July 14 (Bloomberg) -- South Africa’s graft ombudsman urged the government to take action against a Cabinet minister and the head of police after finding that leases entered into for police offices were “unlawful.”
Police commissioner Bheki Cele and other security officials should face “disciplinary action” for their “unlawful and improper conduct,” after they neglected procurement procedures when they agreed to the leases, Public Protector Thuli Madonsela said. Cele authorized the payment at over three times the market rate for the offices in Pretoria, the capital, and the eastern city of Durban, Madonsela said.
The Minister for Public Works Gwen Mahlangu-Nkabinde didn’t cooperate with investigations into the leases, which were worth a total of 1.8 billion rand ($262.7 million) over 10 years, Madonsela said in a report issued in Pretoria today.
Calls to both the offices of Obakeng Modikoe, the Department of Public Works’ spokesman, and the minister’s personal assistant, Sharon Mashiane, were not answered. Cele’s spokeswoman Nonkululeko Mbatha wasn’t immediately available for comment when called on her cell phone.

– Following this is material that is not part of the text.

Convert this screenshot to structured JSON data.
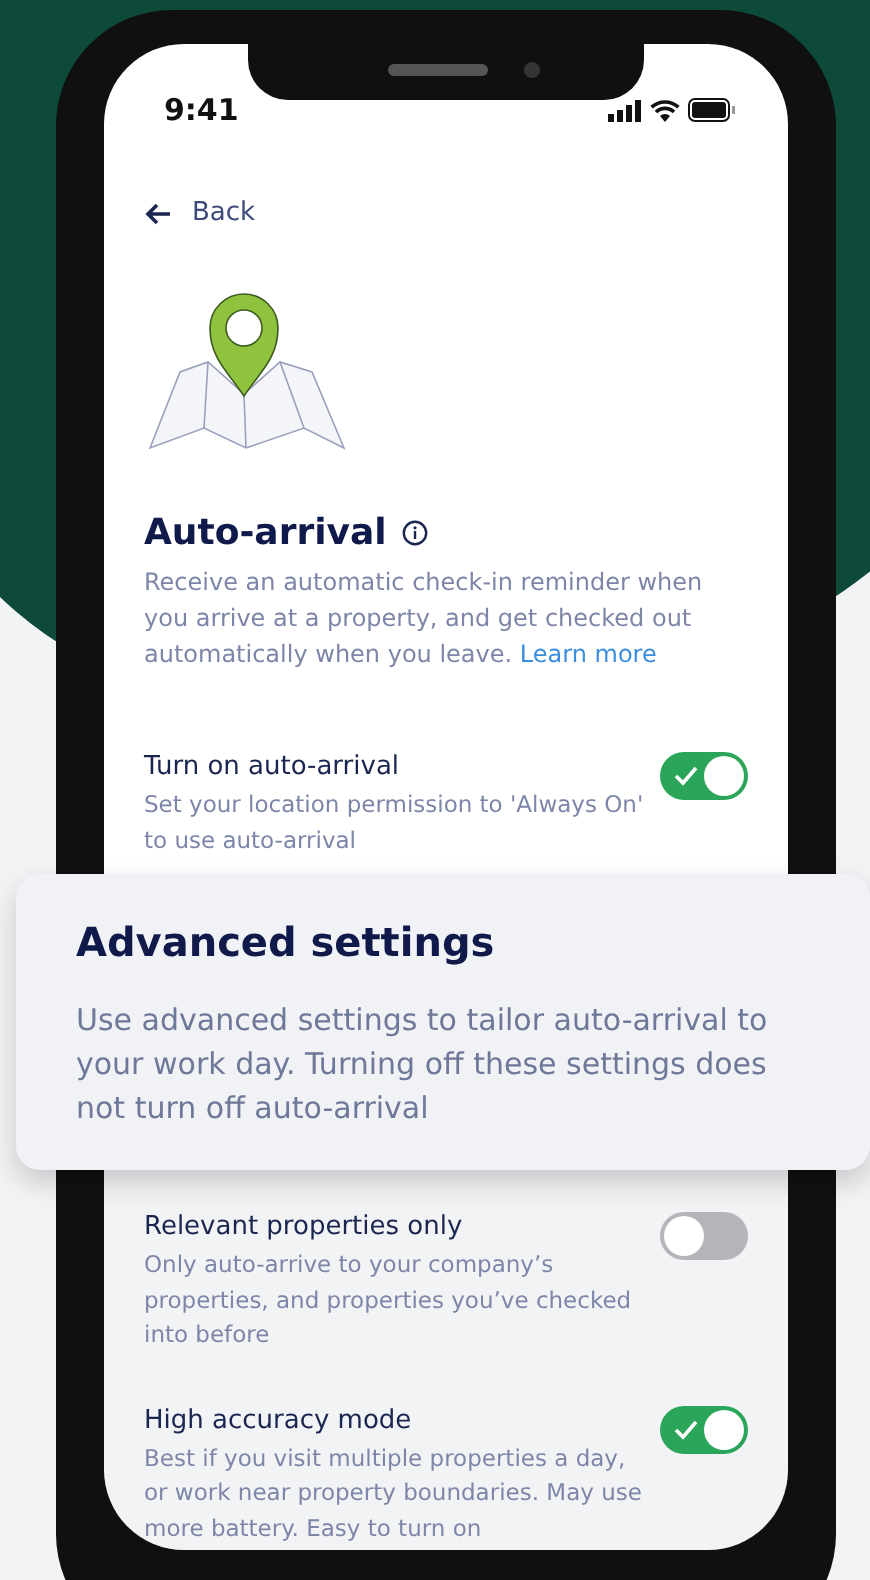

The main opposition Democratic Alliance urged President Jacob Zuma to immediately dismiss Cele and anyone else implicated in the report. “Should the president refuse this request, we believe he would be in breach of his sworn duty to uphold law and order,” the DA said in an e-mailed statement.
Madonsela last week told public officials they shouldn’t confuse their roles as representatives of the state and the ruling African National Congress, of which Cele is a member.
“We must guard against a situation whereby the dissimilarities between political parties and the state will become a bit blurry,” Madonsela said.
Cele, a member of the ANC’s top decision-making body, in 2009 replaced Jackie Selebi, who has since been sentenced to 15 years in prison for corruption.
Madonsela investigated the 10-year lease for the new 18-storey police headquarters in Pretoria following an Aug. 1 report in the Sunday Times alleging that Treasury regulations had been flaunted by not going through a competitive bidding process.
ANC member Roux Shabangu bought the building on July 28, almost two months after Cele agreed the police should lease it from Shabangu, the Johannesburg-based Sunday Times reported.